🔡 How Unicode Characters Become Bytes in Go: From Code Points to UTF-8

Ever wondered how languages like Telugu, emojis, or even simple letters like 'A' are stored in Go?
It all comes down to Unicode and UTF-8 — and Go makes working with them surprisingly clean.
Let’s peel back the layers of abstraction and see what really happens under the hood when you write a character in Go.
Unicode vs UTF-8 vs Go Types
| Concept | What It Is |
| Unicode | A universal set of character codes (code points) — one number per symbol |
| UTF-8 | A way to store those code points using 1–4 bytes |
| Go | Uses rune to store a Unicode code point, and []byte to store its UTF-8 bytes |
Let's Take a Character: త
This is a Telugu letter, pronounced “ta”.
Step 1: Unicode
Every character has a unique code point in the Unicode spec.
goCopyEditr := 'త'
fmt.Printf("Unicode: U+%04X\n", r) // Output: U+0C24
So 'త' has Unicode code point U+0C24 = 3108 in decimal.
Step 2: Convert to UTF-8
The Unicode code point is abstract — we need a way to store it in memory. That’s where UTF-8 comes in.
UTF-8 stores U+0C24 as:
Bytes:
[224, 176, 164]Hex:
[0xE0, 0xB0, 0xA4]Binary:
11100000 10110000 10100100
UTF-8 uses variable-length encoding.

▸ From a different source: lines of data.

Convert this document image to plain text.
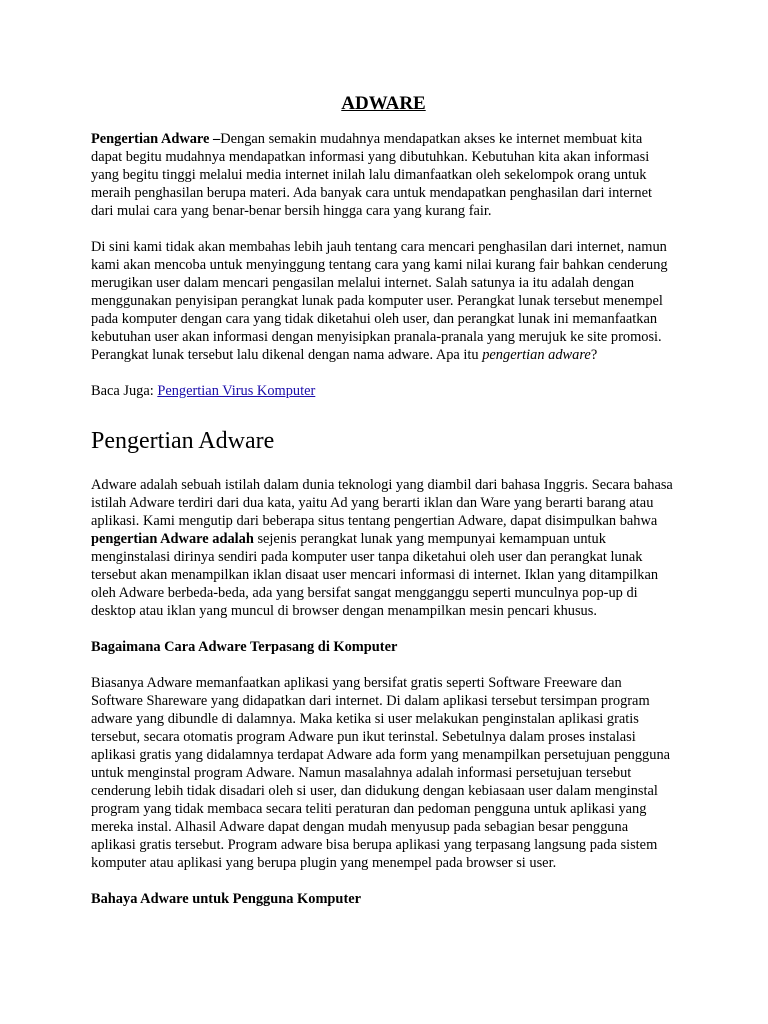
ADWARE

Pengertian Adware –Dengan semakin mudahnya mendapatkan akses ke internet membuat kita dapat begitu mudahnya mendapatkan informasi yang dibutuhkan. Kebutuhan kita akan informasi yang begitu tinggi melalui media internet inilah lalu dimanfaatkan oleh sekelompok orang untuk meraih penghasilan berupa materi. Ada banyak cara untuk mendapatkan penghasilan dari internet dari mulai cara yang benar-benar bersih hingga cara yang kurang fair.

Di sini kami tidak akan membahas lebih jauh tentang cara mencari penghasilan dari internet, namun kami akan mencoba untuk menyinggung tentang cara yang kami nilai kurang fair bahkan cenderung merugikan user dalam mencari pengasilan melalui internet. Salah satunya ia itu adalah dengan menggunakan penyisipan perangkat lunak pada komputer user. Perangkat lunak tersebut menempel pada komputer dengan cara yang tidak diketahui oleh user, dan perangkat lunak ini memanfaatkan kebutuhan user akan informasi dengan menyisipkan pranala-pranala yang merujuk ke site promosi. Perangkat lunak tersebut lalu dikenal dengan nama adware. Apa itu pengertian adware?

Baca Juga: Pengertian Virus Komputer

Pengertian Adware

Adware adalah sebuah istilah dalam dunia teknologi yang diambil dari bahasa Inggris. Secara bahasa istilah Adware terdiri dari dua kata, yaitu Ad yang berarti iklan dan Ware yang berarti barang atau aplikasi. Kami mengutip dari beberapa situs tentang pengertian Adware, dapat disimpulkan bahwa pengertian Adware adalah sejenis perangkat lunak yang mempunyai kemampuan untuk menginstalasi dirinya sendiri pada komputer user tanpa diketahui oleh user dan perangkat lunak tersebut akan menampilkan iklan disaat user mencari informasi di internet. Iklan yang ditampilkan oleh Adware berbeda-beda, ada yang bersifat sangat mengganggu seperti munculnya pop-up di desktop atau iklan yang muncul di browser dengan menampilkan mesin pencari khusus.

Bagaimana Cara Adware Terpasang di Komputer

Biasanya Adware memanfaatkan aplikasi yang bersifat gratis seperti Software Freeware dan Software Shareware yang didapatkan dari internet. Di dalam aplikasi tersebut tersimpan program adware yang dibundle di dalamnya. Maka ketika si user melakukan penginstalan aplikasi gratis tersebut, secara otomatis program Adware pun ikut terinstal. Sebetulnya dalam proses instalasi aplikasi gratis yang didalamnya terdapat Adware ada form yang menampilkan persetujuan pengguna untuk menginstal program Adware. Namun masalahnya adalah informasi persetujuan tersebut cenderung lebih tidak disadari oleh si user, dan didukung dengan kebiasaan user dalam menginstal program yang tidak membaca secara teliti peraturan dan pedoman pengguna untuk aplikasi yang mereka instal. Alhasil Adware dapat dengan mudah menyusup pada sebagian besar pengguna aplikasi gratis tersebut. Program adware bisa berupa aplikasi yang terpasang langsung pada sistem komputer atau aplikasi yang berupa plugin yang menempel pada browser si user.

Bahaya Adware untuk Pengguna Komputer
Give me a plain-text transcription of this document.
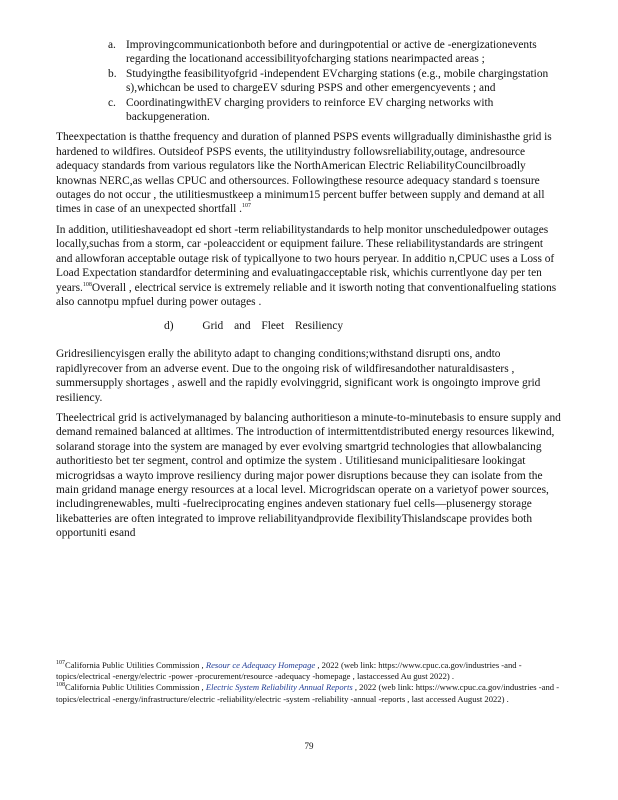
a. Improvingcommunicationboth before and duringpotential or active de -energizationevents regarding the locationand accessibilityofcharging stations nearimpacted areas ;
b. Studyingthe feasibilityofgrid -independent EVcharging stations (e.g., mobile chargingstation s),whichcan be used to chargeEV sduring PSPS and other emergencyevents ; and
c. CoordinatingwithEV charging providers to reinforce EV charging networks with backupgeneration.

Theexpectation is thatthe frequency and duration of planned PSPS events willgradually diminishasthe grid is hardened to wildfires. Outsideof PSPS events, the utilityindustry followsreliability,outage, andresource adequacy standards from various regulators like the NorthAmerican Electric ReliabilityCouncilbroadly knownas NERC,as wellas CPUC and othersources. Followingthese resource adequacy standard s toensure outages do not occur , the utilitiesmustkeep a minimum15 percent buffer between supply and demand at all times in case of an unexpected shortfall .$^{107}$

In addition, utilitieshaveadopt ed short -term reliabilitystandards to help monitor unscheduledpower outages locally,suchas from a storm, car -poleaccident or equipment failure. These reliabilitystandards are stringent and allowforan acceptable outage risk of typicallyone to two hours peryear. In additio n,CPUC uses a Loss of Load Expectation standardfor determining and evaluatingacceptable risk, whichis currentlyone day per ten years.$^{108}$Overall , electrical service is extremely reliable and it isworth noting that conventionalfueling stations also cannotpu mpfuel during power outages .

d)	Grid and Fleet Resiliency

Gridresiliencyisgen erally the abilityto adapt to changing conditions;withstand disrupti ons, andto rapidlyrecover from an adverse event. Due to the ongoing risk of wildfiresandother naturaldisasters , summersupply shortages , aswell and the rapidly evolvinggrid, significant work is ongoingto improve grid resiliency.

Theelectrical grid is activelymanaged by balancing authoritieson a minute-to-minutebasis to ensure supply and demand remained balanced at alltimes. The introduction of intermittentdistributed energy resources likewind, solarand storage into the system are managed by ever evolving smartgrid technologies that allowbalancing authoritiesto bet ter segment, control and optimize the system . Utilitiesand municipalitiesare lookingat microgridsas a wayto improve resiliency during major power disruptions because they can isolate from the main gridand manage energy resources at a local level. Microgridscan operate on a varietyof power sources, includingrenewables, multi -fuelreciprocating engines andeven stationary fuel cells—plusenergy storage likebatteries are often integrated to improve reliabilityandprovide flexibilityThislandscape provides both opportuniti esand

$^{107}$California Public Utilities Commission , Resour ce Adequacy Homepage , 2022 (web link: https://www.cpuc.ca.gov/industries -and -topics/electrical -energy/electric -power -procurement/resource -adequacy -homepage , lastaccessed Au gust 2022) .

$^{108}$California Public Utilities Commission , Electric System Reliability Annual Reports , 2022 (web link: https://www.cpuc.ca.gov/industries -and -topics/electrical -energy/infrastructure/electric -reliability/electric -system -reliability -annual -reports , last accessed August 2022) .

79
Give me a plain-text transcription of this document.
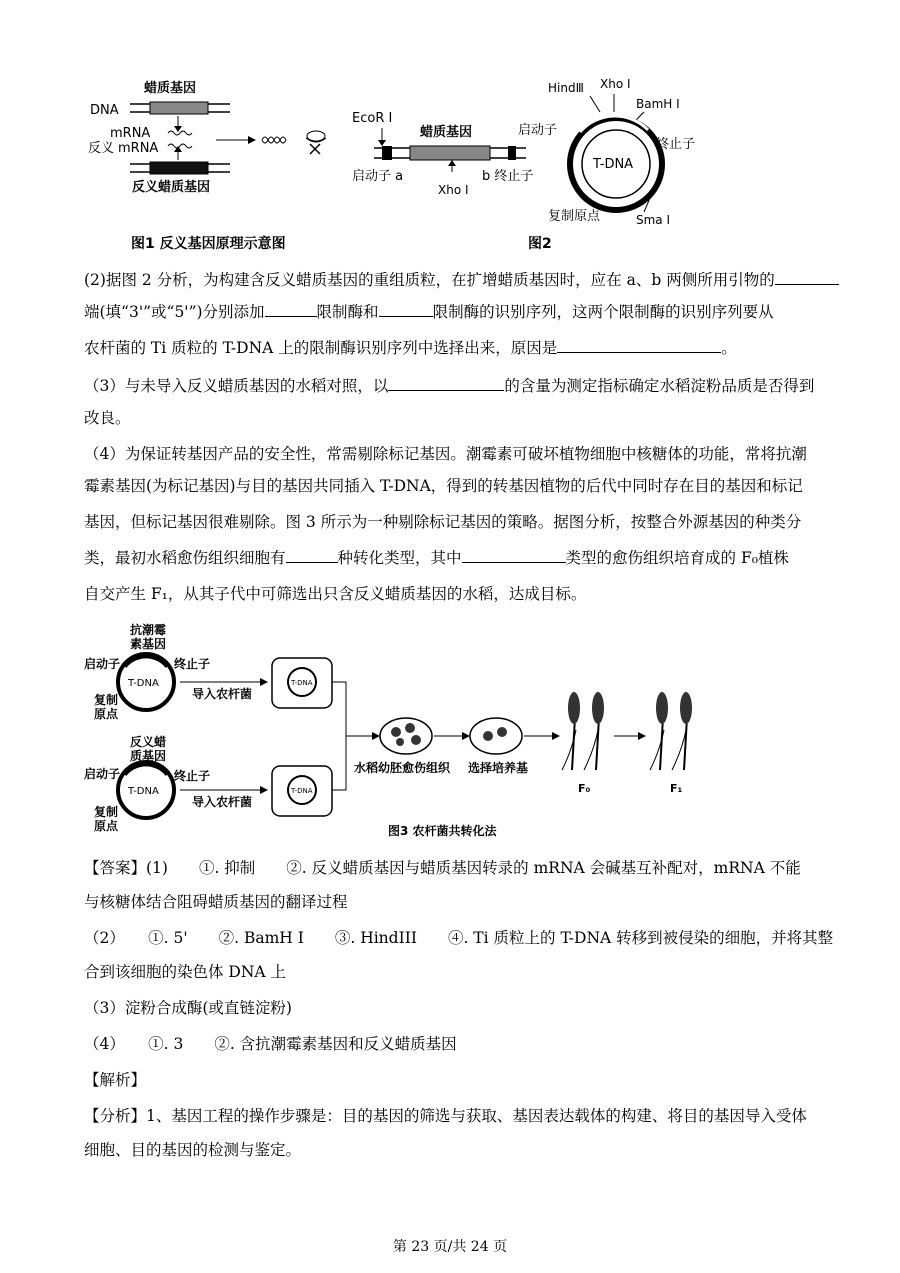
蜡质基因
DNA
mRNA
反义 mRNA
反义蜡质基因
图1 反义基因原理示意图
EcoR Ⅰ
蜡质基因
启动子 a
Xho Ⅰ
b 终止子
HindⅢ Xho Ⅰ
BamH Ⅰ
启动子
T-DNA
终止子
复制原点	Sma Ⅰ
图2
(2)据图 2 分析，为构建含反义蜡质基因的重组质粒，在扩增蜡质基因时，应在 a、b 两侧所用引物的
端(填“3'”或“5'”)分别添加	限制酶和	限制酶的识别序列，这两个限制酶的识别序列要从
农杆菌的 Ti 质粒的 T-DNA 上的限制酶识别序列中选择出来，原因是	。
（3）与未导入反义蜡质基因的水稻对照，以	的含量为测定指标确定水稻淀粉品质是否得到
改良。
（4）为保证转基因产品的安全性，常需剔除标记基因。潮霉素可破坏植物细胞中核糖体的功能，常将抗潮
霉素基因(为标记基因)与目的基因共同插入 T-DNA，得到的转基因植物的后代中同时存在目的基因和标记
基因，但标记基因很难剔除。图 3 所示为一种剔除标记基因的策略。据图分析，按整合外源基因的种类分
类，最初水稻愈伤组织细胞有	种转化类型，其中	类型的愈伤组织培育成的 F₀植株
自交产生 F₁，从其子代中可筛选出只含反义蜡质基因的水稻，达成目标。
抗潮霉
素基因
启动子
T-DNA
终止子
复制
原点
导入农杆菌
T-DNA
反义蜡
质基因
启动子
T-DNA
终止子
复制
原点
导入农杆菌
T-DNA
水稻幼胚愈伤组织 选择培养基
F₀	F₁
图3 农杆菌共转化法
【答案】(1)　　①. 抑制　　②. 反义蜡质基因与蜡质基因转录的 mRNA 会碱基互补配对，mRNA 不能
与核糖体结合阻碍蜡质基因的翻译过程
（2）　　①. 5'　　②. BamH I　　③. HindIII　　④. Ti 质粒上的 T-DNA 转移到被侵染的细胞，并将其整
合到该细胞的染色体 DNA 上
（3）淀粉合成酶(或直链淀粉)
（4）　　①. 3　　②. 含抗潮霉素基因和反义蜡质基因
【解析】
【分析】1、基因工程的操作步骤是：目的基因的筛选与获取、基因表达载体的构建、将目的基因导入受体
细胞、目的基因的检测与鉴定。
第 23 页/共 24 页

Since త is in the U+0800–U+FFFF range, it uses 3 bytes.
Step 3: See It in Go
Here's a complete Go function to visualise this transformation:
package main
import (
"fmt"
)
func printUTF8Encoding(s string) {
fmt.Printf("Input: %q\n\n", s)
for i, r := range s {
utf8Bytes := []byte(string(r))
binaryUnicode := fmt.Sprintf("%016b", r)
fmt.Printf("Character #%d: %q\n", i+1, r)
fmt.Printf("→ Unicode: U+%04X (decimal: %d)\n", r, r)
fmt.Printf("→ Binary (Unicode): %s\n", insertEvery4Bits(binaryUnicode))
fmt.Printf("→ UTF-8 Bytes: %v\n", utf8Bytes)
fmt.Print("→ Hex: ")
for _, b := range utf8Bytes {
fmt.Printf("0x%X ", b)
}
fmt.Print("\n→ Binary: ")
for _, b := range utf8Bytes {
fmt.Printf("%08b ", b)
}
fmt.Println("\n---")
}
}
func insertEvery4Bits(s string) string {
out := ""
for i, c := range s {
if i > 0 && (len(s)-i)%4 == 0 {
out += " "
}
out += string(c)
}
return out
}
func main() {
printUTF8Encoding("త")
}
🧪 Output:
Input: "త"
Character #1: 'త'
→ Unicode: U+0C24 (decimal: 3108)
→ Binary (Unicode): 0000 1100 0010 0100
→ UTF-8 Bytes: [224 176 164]
→ Hex: 0xE0 0xB0 0xA4
→ Binary: 11100000 10110000 10100100
🔍 Summary
| Layer | Value |
| Unicode | U+0C24 (decimal: 3108) |
| UTF-8 Bytes | [224, 176, 164] |
Go rune | int32 → 3108 |
Go []byte | UTF-8 bytes |
✨ Try More!
Pass any string into the function: "😊", "hi", "తెలుగు", "你好" — and you'll see how Go handles it.